L’allestimento si snoda fra le sale della palazzina rispettando tre sezioni: quella dedicata al “piccolo mondo” dell’autore, intitolata “L’artista e lo studio”, quella che segue le tracce del rapporto fra gli artisti e la loro città d’elezione, dal significativo titolo “La città dell’anima” e la terza, “Il corpo”, specchio di un’indagine che ha da sempre accompagnato l’arte e che è stato indubbiamente centrale anche nel lavoro di molti degli artisti esposti.
Artisti ricchi di individualità ma senza individualismi, questi, alla ricerca costante di un registro espressivo che racconti il vissuto senza perdere di vista la dimensione del narrare collettivo.
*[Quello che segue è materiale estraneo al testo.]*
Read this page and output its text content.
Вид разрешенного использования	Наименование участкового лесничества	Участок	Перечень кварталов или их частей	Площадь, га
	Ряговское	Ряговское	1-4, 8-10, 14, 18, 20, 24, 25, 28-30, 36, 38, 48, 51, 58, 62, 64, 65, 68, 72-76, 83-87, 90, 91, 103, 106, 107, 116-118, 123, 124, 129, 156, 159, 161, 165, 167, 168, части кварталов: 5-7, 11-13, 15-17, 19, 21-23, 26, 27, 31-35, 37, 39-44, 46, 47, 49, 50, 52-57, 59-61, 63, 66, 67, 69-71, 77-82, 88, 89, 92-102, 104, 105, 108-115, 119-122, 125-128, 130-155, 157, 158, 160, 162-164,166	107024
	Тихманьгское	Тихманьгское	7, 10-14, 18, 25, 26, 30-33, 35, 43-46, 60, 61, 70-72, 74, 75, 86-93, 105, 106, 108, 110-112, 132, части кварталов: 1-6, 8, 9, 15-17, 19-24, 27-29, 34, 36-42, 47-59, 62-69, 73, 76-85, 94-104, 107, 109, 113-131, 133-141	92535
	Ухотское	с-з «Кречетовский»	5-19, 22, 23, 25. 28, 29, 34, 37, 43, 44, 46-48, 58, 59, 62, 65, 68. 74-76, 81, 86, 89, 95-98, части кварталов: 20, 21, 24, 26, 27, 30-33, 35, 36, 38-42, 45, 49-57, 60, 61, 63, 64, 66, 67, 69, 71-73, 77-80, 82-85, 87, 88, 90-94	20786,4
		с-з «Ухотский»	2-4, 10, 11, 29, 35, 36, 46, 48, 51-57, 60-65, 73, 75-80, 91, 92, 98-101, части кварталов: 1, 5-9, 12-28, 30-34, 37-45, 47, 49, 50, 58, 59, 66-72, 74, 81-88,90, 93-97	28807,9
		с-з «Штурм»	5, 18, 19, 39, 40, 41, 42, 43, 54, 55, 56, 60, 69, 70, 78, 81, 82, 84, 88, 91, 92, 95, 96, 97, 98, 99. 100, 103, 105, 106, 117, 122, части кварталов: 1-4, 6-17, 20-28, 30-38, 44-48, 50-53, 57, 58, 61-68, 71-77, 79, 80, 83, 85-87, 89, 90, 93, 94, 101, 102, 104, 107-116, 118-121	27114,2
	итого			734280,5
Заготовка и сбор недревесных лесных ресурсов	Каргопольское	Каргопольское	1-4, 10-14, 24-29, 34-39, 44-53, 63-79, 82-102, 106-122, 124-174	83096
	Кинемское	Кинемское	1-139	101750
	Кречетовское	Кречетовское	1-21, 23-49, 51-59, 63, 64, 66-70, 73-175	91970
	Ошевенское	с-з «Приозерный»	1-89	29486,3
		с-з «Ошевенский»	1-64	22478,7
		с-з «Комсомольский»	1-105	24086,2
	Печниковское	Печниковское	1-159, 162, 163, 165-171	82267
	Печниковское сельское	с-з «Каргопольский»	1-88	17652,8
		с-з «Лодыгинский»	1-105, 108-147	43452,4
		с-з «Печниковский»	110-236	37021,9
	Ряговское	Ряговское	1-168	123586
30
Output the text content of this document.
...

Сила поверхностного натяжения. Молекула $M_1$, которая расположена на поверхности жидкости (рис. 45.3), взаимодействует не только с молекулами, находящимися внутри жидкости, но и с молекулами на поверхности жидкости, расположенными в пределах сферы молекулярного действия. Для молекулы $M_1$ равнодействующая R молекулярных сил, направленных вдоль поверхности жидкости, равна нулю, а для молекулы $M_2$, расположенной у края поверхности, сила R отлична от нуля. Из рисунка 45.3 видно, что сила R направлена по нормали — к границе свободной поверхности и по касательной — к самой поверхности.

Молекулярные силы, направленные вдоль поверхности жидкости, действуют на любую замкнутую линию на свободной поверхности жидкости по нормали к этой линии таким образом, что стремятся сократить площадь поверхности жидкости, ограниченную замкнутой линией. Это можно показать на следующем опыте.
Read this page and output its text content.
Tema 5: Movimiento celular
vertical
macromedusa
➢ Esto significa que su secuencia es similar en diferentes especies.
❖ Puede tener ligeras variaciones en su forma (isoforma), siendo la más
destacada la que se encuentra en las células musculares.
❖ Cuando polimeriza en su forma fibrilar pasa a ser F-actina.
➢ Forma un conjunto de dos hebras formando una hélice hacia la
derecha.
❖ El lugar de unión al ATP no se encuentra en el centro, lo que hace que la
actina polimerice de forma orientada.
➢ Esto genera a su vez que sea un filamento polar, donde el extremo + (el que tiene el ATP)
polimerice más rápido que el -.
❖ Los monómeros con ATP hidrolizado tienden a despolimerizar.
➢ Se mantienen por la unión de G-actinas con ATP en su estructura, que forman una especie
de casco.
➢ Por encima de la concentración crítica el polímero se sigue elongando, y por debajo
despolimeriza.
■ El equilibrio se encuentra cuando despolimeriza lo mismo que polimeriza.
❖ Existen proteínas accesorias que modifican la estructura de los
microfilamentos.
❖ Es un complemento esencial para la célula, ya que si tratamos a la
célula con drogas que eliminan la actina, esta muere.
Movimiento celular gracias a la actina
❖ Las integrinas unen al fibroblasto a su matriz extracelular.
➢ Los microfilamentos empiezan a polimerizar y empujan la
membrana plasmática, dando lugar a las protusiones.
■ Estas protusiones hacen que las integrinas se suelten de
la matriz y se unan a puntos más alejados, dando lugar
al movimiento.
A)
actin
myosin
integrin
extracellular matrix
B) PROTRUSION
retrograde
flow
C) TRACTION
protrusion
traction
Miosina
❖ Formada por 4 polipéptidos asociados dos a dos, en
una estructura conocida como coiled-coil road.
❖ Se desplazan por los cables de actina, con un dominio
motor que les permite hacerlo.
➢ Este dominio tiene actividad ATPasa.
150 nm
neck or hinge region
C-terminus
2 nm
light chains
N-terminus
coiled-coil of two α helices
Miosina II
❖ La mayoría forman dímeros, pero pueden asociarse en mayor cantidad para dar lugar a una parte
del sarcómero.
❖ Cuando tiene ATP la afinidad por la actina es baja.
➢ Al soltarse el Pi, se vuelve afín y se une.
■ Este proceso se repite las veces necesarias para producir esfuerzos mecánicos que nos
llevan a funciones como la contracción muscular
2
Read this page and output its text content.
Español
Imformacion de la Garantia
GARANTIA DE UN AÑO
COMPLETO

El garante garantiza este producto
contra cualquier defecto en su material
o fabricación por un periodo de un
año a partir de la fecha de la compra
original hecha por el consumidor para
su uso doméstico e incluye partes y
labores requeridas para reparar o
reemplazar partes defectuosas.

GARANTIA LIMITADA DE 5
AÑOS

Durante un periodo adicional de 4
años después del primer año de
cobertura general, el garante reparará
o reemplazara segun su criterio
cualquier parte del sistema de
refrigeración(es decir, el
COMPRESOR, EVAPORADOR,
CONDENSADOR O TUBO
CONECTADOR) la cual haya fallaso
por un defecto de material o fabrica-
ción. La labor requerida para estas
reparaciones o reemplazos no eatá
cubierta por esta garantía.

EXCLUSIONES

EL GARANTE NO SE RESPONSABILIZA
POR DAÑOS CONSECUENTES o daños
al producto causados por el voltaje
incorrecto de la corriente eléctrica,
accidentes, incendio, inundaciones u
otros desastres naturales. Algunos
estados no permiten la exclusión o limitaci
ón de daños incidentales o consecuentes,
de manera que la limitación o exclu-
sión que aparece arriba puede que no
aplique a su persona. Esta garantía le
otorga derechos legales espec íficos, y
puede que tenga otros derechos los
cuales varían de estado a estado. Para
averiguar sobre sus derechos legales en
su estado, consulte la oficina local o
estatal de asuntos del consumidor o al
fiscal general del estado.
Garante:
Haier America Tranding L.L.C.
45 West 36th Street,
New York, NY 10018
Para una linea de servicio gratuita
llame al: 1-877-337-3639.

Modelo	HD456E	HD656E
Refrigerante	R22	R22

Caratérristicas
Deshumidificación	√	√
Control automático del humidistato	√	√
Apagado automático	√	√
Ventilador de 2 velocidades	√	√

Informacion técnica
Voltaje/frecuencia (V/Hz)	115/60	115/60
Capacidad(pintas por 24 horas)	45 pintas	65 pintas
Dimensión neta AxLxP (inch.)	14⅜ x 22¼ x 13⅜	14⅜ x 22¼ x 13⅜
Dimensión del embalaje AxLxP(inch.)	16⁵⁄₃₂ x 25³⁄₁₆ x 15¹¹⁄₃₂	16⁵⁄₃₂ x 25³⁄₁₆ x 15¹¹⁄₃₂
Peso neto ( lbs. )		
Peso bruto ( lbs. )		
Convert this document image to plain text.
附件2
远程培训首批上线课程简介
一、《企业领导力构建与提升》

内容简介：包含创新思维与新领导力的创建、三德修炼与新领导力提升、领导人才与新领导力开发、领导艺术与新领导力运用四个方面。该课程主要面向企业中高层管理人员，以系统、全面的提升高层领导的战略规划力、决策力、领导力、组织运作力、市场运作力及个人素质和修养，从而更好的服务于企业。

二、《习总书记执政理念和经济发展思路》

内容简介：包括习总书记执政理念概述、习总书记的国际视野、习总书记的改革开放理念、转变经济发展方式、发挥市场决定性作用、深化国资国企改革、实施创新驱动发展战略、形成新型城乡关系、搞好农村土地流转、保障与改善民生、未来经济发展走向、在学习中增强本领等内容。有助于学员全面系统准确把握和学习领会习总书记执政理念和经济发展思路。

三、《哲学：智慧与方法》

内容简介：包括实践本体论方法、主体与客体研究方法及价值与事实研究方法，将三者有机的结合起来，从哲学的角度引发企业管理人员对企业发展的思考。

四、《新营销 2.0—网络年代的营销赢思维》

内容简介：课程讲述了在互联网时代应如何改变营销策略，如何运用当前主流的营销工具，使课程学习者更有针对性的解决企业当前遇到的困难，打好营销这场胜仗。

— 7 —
Presupposto inevitabile se si lavora in una città dove è il “pulviscolo di umanità” a fornire i colori necessari alla tavolozza affinché esista il quadro. Colori decisi a stagliarsi il più possibile netti sotto il bigio cupo e opprimente fornito dal periodo storico di quell’epoca, soprattutto nella Capitale.
Una Roma brumosa, livida, secca, quindi. Ma pur sempre Roma. Con quel tratto nostalgico, riflessivo che contraddistingue le opere del gruppo, pur nella loro evidente diversità. E gli autoritratti – altro leit motiv della mostra, come si è detto -, a far da contraltare ai monumenti dando voce al vissuto intimo degli artisti, rappresentato a volte anche dal loro studio di pittori e scultori o dalle nature morte che richiamano comunque un minimalismo di delicata intimità.
E poi i corpi. Che perdono la loro retorica imperialista per diventare strumento quasi funzionale, se non ai movimenti fisici, sicuramente a quelli dell’anima, testimoniando delle diverse visioni e “proiezioni”, volendole chiamare così, senza però perdere quel tratto estetico e rappresentativo che ne ha siglato per secoli il ruolo di soggetto privilegiato.
Last but not least, la mostra ha anche il pregio di esporre al pubblico opere inedite o che da tempo non venivano proposte, fra cui sono da citare uno straordinariamente poetico Interno con natura morta di Francalancia e la struggente Fucilazione di Renato Guttuso.